Le compte à rebours du Metaverse : suivre ce qui s'est passé après la $46B poussée de Zuckerberg

Lorsque le PDG de Meta, Mark Zuckerberg, a annoncé en octobre 2021 sa pivot stratégique vers le métaverse, la vision semblait séduisante : des mondes virtuels immersifs où les gens pourraient travailler, socialiser et créer. Pourtant, nous voilà, cinq ans plus tard, à voir l’un des paris les plus audacieux de la tech s’effondrer. La question n’est pas de savoir si le métaverse rencontre des difficultés — c’est ce qui s’est passé pour transformer $46 milliard d’investissements en milliards de pertes, et si le concept a encore un avenir.

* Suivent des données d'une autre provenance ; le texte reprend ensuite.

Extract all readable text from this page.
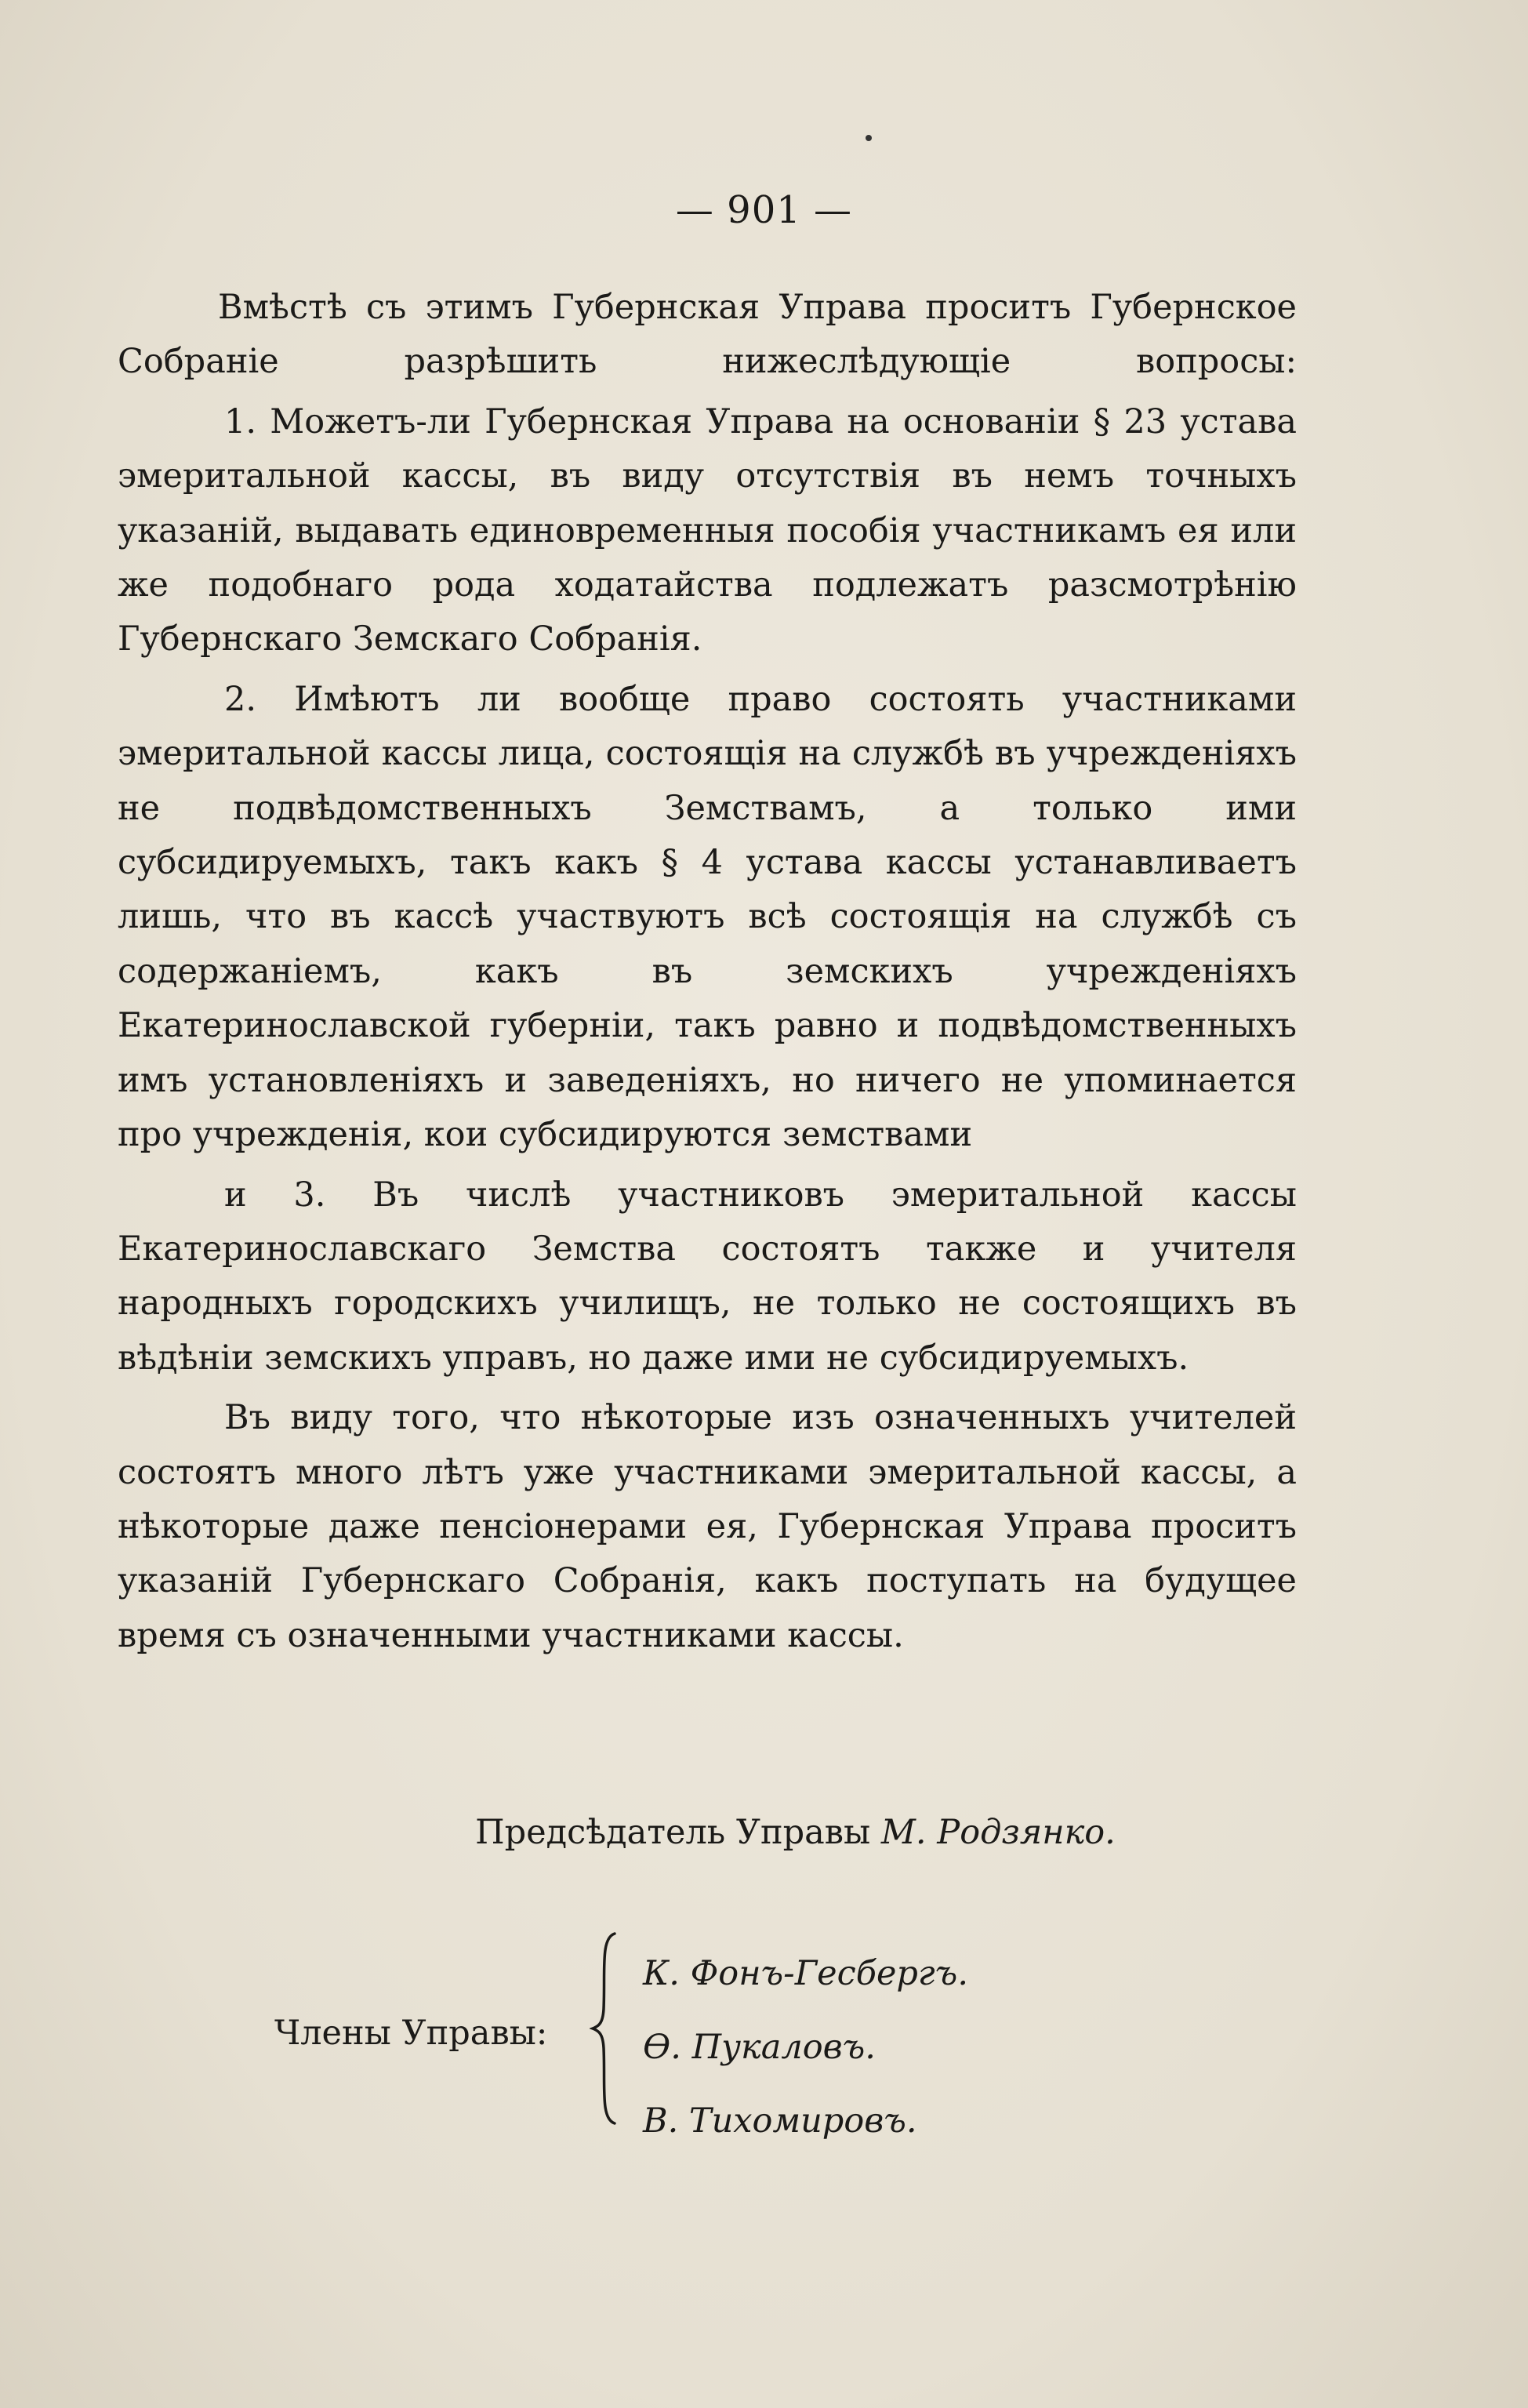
— 901 —

Вмѣстѣ съ этимъ Губернская Управа проситъ Губернское Собраніе разрѣшить нижеслѣдующіе вопросы:

1. Можетъ-ли Губернская Управа на основаніи § 23 устава эмеритальной кассы, въ виду отсутствія въ немъ точныхъ указаній, выдавать единовременныя пособія участникамъ ея или же подобнаго рода ходатайства подлежатъ разсмотрѣнію Губернскаго Земскаго Собранія.

2. Имѣютъ ли вообще право состоять участниками эмеритальной кассы лица, состоящія на службѣ въ учрежденіяхъ не подвѣдомственныхъ Земствамъ, а только ими субсидируемыхъ, такъ какъ § 4 устава кассы устанавливаетъ лишь, что въ кассѣ участвуютъ всѣ состоящія на службѣ съ содержаніемъ, какъ въ земскихъ учрежденіяхъ Екатеринославской губерніи, такъ равно и подвѣдомственныхъ имъ установленіяхъ и заведеніяхъ, но ничего не упоминается про учрежденія, кои субсидируются земствами

и 3. Въ числѣ участниковъ эмеритальной кассы Екатеринославскаго Земства состоятъ также и учителя народныхъ городскихъ училищъ, не только не состоящихъ въ вѣдѣніи земскихъ управъ, но даже ими не субсидируемыхъ.

Въ виду того, что нѣкоторые изъ означенныхъ учителей состоятъ много лѣтъ уже участниками эмеритальной кассы, а нѣкоторые даже пенсіонерами ея, Губернская Управа проситъ указаній Губернскаго Собранія, какъ поступать на будущее время съ означенными участниками кассы.

Предсѣдатель Управы М. Родзянко.
Члены Управы:
К. Фонъ-Гесбергъ.
Ѳ. Пукаловъ.
В. Тихомировъ.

Les chiffres racontent une histoire sobering. Selon le tracker de données blockchain DappRadar, les volumes de transactions NFT dans le métaverse ont chuté de 80 % d’une année sur l’autre en 2024, atteignant leurs niveaux les plus bas depuis 2020. Parallèlement, la division Reality Labs de Meta — le bras de recherche et développement dédié au métaverse — a enregistré une perte opérationnelle de 17,7 milliards de dollars en 2024 seulement, avec des pertes cumulées atteignant près de $70 milliard sur six ans. Des artistes comme Elton John et Travis Scott ont autrefois donné des concerts dans ces espaces virtuels ; aujourd’hui, les plateformes peinent à maintenir même un engagement utilisateur basique.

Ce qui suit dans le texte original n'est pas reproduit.